Like others, I was astonished to learn that the famous jazz musician Cab Calloway grew up right here in Baltimore (“Allies join call to spare jazz legend Cab Calloway’s Baltimore home from the wrecking ball,” July 6). When I went recently to his Druid Hill Avenue boyhood home to do a photo shoot for Wikimedia Commons, passersby stopped to chat with me, a suburban white person, to express their evident pride in having the house of such a celebrated luminary of African-American heritage in their midst.

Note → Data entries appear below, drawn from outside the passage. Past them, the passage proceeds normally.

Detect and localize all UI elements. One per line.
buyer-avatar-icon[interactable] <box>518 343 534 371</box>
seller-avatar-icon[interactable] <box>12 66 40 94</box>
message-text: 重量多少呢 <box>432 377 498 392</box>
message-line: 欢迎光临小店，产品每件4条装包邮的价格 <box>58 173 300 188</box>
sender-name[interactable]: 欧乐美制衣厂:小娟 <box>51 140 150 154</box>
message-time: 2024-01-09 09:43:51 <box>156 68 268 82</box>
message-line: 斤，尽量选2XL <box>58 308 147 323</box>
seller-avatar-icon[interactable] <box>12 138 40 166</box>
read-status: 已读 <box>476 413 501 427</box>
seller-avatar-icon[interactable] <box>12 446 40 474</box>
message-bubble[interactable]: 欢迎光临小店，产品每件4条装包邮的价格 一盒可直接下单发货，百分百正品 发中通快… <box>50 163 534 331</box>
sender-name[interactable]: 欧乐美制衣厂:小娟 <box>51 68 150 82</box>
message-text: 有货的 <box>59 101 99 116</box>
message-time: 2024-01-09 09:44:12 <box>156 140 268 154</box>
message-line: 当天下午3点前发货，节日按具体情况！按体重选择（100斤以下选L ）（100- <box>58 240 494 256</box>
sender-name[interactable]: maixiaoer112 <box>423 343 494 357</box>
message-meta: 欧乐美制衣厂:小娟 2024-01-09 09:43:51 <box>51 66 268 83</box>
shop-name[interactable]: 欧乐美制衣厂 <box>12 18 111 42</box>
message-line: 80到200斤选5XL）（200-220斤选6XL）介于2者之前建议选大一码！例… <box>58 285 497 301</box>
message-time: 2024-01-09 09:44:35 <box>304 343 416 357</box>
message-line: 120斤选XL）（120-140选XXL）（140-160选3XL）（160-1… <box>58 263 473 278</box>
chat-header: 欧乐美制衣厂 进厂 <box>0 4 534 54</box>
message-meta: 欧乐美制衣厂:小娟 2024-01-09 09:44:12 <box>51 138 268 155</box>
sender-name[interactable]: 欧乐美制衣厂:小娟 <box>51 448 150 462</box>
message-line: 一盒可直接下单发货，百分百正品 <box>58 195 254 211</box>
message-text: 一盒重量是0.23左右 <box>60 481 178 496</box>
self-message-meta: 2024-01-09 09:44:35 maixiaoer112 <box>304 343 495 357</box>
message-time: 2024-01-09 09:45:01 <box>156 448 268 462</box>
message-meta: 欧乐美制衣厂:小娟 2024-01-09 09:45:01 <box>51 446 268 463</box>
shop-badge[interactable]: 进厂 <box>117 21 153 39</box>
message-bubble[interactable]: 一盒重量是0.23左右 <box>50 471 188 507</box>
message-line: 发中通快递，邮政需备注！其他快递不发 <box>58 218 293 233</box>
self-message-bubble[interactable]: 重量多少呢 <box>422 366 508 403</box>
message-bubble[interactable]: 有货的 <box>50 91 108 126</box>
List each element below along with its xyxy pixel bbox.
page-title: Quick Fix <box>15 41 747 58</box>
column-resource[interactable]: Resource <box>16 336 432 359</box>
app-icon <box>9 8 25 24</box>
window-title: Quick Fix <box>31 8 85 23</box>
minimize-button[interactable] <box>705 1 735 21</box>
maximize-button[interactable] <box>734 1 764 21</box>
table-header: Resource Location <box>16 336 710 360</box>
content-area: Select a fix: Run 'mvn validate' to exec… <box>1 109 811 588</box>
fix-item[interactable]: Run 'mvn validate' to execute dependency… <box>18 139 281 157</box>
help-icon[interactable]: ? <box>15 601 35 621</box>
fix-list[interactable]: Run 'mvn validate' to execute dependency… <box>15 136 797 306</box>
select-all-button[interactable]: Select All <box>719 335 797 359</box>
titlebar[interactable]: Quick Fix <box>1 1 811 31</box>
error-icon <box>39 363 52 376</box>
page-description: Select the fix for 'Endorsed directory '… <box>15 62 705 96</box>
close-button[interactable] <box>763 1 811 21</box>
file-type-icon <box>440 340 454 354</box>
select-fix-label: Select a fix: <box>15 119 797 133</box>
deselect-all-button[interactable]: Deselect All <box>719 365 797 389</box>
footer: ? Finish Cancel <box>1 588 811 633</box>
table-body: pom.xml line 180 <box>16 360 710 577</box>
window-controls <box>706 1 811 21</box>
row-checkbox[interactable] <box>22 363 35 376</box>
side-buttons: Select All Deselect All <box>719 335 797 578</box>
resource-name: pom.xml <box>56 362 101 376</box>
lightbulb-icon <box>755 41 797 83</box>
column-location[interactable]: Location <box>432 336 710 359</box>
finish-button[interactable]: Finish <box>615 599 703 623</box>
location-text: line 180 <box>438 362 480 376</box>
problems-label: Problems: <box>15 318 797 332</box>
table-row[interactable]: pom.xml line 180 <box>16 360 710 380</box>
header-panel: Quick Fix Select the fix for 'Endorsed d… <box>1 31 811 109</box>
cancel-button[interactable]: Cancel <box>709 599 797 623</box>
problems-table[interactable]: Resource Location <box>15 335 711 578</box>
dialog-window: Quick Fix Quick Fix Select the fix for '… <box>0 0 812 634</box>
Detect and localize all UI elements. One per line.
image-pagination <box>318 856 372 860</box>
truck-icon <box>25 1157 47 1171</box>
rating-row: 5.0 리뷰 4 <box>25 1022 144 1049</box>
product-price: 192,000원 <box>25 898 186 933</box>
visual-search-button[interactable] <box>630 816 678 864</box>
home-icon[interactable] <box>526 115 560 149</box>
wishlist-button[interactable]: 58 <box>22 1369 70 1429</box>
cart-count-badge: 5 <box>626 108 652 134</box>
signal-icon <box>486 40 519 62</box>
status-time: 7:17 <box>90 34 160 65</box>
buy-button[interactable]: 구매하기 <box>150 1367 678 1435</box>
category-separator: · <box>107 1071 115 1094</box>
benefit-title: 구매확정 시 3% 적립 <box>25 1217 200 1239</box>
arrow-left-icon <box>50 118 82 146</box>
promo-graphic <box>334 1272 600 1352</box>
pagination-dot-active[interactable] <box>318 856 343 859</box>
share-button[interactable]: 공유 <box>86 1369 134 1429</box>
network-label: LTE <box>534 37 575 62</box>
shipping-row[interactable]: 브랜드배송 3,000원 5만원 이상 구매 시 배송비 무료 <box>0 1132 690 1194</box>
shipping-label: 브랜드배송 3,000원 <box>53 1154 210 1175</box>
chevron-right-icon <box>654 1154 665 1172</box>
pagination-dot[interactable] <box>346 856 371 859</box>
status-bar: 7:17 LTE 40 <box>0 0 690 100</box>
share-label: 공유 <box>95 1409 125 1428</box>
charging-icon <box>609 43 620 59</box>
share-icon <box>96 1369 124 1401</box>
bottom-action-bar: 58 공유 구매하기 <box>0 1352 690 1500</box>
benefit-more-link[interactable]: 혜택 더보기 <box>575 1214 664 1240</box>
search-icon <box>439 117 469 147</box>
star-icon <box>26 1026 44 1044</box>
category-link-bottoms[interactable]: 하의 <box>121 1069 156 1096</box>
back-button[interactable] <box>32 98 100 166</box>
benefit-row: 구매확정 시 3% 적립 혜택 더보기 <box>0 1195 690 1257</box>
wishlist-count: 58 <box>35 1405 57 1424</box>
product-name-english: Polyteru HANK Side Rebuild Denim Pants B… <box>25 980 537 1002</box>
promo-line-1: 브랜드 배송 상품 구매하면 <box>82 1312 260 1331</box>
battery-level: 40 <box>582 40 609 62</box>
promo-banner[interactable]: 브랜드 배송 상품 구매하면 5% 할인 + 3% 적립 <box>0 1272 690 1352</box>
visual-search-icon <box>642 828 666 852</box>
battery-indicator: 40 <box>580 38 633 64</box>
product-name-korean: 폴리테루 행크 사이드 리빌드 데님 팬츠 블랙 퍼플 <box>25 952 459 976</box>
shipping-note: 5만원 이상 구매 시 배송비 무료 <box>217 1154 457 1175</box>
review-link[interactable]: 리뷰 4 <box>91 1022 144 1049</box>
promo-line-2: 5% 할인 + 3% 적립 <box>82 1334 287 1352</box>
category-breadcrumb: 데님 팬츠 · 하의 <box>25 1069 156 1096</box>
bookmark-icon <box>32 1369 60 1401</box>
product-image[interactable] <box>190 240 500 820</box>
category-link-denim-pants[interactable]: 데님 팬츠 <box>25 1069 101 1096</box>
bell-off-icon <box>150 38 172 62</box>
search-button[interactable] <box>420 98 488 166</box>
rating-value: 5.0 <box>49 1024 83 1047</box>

Every effort should be made to save it, not demolish it. Even if the rest of the block is razed and the Calloway House is merely structurally stabilized with cosmetic restoration of the exterior only, that would be so meaningful to the community. As nice as a park named Cab Calloway Square would be, just imagine how much better it would be having the actual Calloway House as a visual centerpiece, perhaps with a mural of the jazz great on a side wall. What a great venue for impromptu music-making it could be for local hip-hop artists!
Let's use our imagination to celebrate Baltimore's rich African-American heritage by preserving such a tangible symbol for future generations. As we've already seen with adaptive re-use elsewhere, such as the B&O warehouse, Silo Point and Mt. Washington, preservation is key to enriching the urban environment and making it more inviting for locals and tourists alike.